Correlation Between Versatile Bond and Mainstay Convertible
Can any of the company-specific risk be diversified away by investing in both Versatile Bond and Mainstay Convertible at the same time? Although using a correlation coefficient on its own may not help to predict future stock returns, this module helps to understand the diversifiable risk of combining Versatile Bond and Mainstay Convertible into the same portfolio, which is an essential part of the fundamental portfolio management process.
By analyzing existing cross correlation between Versatile Bond Portfolio and Mainstay Vertible Fund, you can compare the effects of market volatilities on Versatile Bond and Mainstay Convertible and check how they will diversify away market risk if combined in the same portfolio for a given time horizon. You can also utilize pair trading strategies of matching a long position in Versatile Bond with a short position of Mainstay Convertible. Check out your portfolio center. Please also check ongoing floating volatility patterns of Versatile Bond and Mainstay Convertible.
Diversification Opportunities for Versatile Bond and Mainstay Convertible
0.36 | Correlation Coefficient |
Weak diversification
The 3 months correlation between Versatile and Mainstay is 0.36. Overlapping area represents the amount of risk that can be diversified away by holding Versatile Bond Portfolio and Mainstay Vertible Fund in the same portfolio, assuming nothing else is changed. The correlation between historical prices or returns on Mainstay Convertible and Versatile Bond is a relative statistical measure of the degree to which these equity instruments tend to move together. The correlation coefficient measures the extent to which returns on Versatile Bond Portfolio are associated (or correlated) with Mainstay Convertible. Values of the correlation coefficient range from -1 to +1, where. The correlation of zero (0) is possible when the price movement of Mainstay Convertible has no effect on the direction of Versatile Bond i.e., Versatile Bond and Mainstay Convertible go up and down completely randomly.

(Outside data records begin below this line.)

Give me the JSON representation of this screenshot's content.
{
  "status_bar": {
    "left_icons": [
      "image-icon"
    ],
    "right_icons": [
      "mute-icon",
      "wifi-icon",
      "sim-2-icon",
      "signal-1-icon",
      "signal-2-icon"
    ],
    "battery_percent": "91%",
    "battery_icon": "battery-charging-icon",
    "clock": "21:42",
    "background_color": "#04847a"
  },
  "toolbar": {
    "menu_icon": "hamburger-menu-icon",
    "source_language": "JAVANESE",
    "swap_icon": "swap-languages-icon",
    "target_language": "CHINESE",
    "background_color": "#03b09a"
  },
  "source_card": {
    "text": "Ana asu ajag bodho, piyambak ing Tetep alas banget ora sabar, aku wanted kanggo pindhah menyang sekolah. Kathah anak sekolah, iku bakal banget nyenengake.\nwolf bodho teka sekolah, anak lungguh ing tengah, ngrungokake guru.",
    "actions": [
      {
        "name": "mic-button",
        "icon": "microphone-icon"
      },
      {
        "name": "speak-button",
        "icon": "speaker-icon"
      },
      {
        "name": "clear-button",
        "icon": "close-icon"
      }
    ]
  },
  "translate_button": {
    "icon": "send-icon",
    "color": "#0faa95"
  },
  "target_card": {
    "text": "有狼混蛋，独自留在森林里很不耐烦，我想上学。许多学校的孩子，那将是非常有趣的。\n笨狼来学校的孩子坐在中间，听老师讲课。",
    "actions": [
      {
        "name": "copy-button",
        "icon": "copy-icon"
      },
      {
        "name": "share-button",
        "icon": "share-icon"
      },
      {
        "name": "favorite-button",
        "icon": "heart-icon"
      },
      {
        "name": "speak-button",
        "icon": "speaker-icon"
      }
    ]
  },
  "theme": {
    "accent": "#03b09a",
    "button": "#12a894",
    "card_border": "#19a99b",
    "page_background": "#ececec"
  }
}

Pair Corralation between Versatile Bond and Mainstay Convertible
Assuming the 90 days horizon Versatile Bond Portfolio is expected to generate 0.21 times more return on investment than Mainstay Convertible. However, Versatile Bond Portfolio is 4.82 times less risky than Mainstay Convertible. It trades about 0.05 of its potential returns per unit of risk. Mainstay Vertible Fund is currently generating about -0.14 per unit of risk. If you would invest 6,444 in Versatile Bond Portfolio on November 27, 2024 and sell it today you would earn a total of 6.00 from holding Versatile Bond Portfolio or generate 0.09% return on investment over 90 days.
Time Period | 3 Months [change] |
Direction | Moves Together |
Strength | Very Weak |
Accuracy | 100.0% |
Values | Daily Returns |
Versatile Bond Portfolio vs. Mainstay Vertible Fund
Performance |
Timeline |
Versatile Bond Portfolio |
Mainstay Convertible |
Versatile Bond and Mainstay Convertible Volatility Contrast
Predicted Return Density |
Returns |
Pair Trading with Versatile Bond and Mainstay Convertible
The main advantage of trading using opposite Versatile Bond and Mainstay Convertible positions is that it hedges away some unsystematic risk. Because of two separate transactions, even if Versatile Bond position performs unexpectedly, Mainstay Convertible can make up some of the losses. Pair trading also minimizes risk from directional movements in the market. For example, if an entire industry or sector drops because of unexpected headlines, the short position in Mainstay Convertible will offset losses from the drop in Mainstay Convertible's long position.Versatile Bond vs. Short Term Treasury Portfolio | Versatile Bond vs. Aggressive Growth Portfolio | Versatile Bond vs. Permanent Portfolio Class | Versatile Bond vs. Thompson Bond Fund |
Mainstay Convertible vs. Us Global Investors | Mainstay Convertible vs. Legg Mason Bw | Mainstay Convertible vs. Mirova Global Green | Mainstay Convertible vs. T Rowe Price |
Check out your portfolio center.Note that this page's information should be used as a complementary analysis to find the right mix of equity instruments to add to your existing portfolios or create a brand new portfolio. You can also try the Funds Screener module to find actively-traded funds from around the world traded on over 30 global exchanges.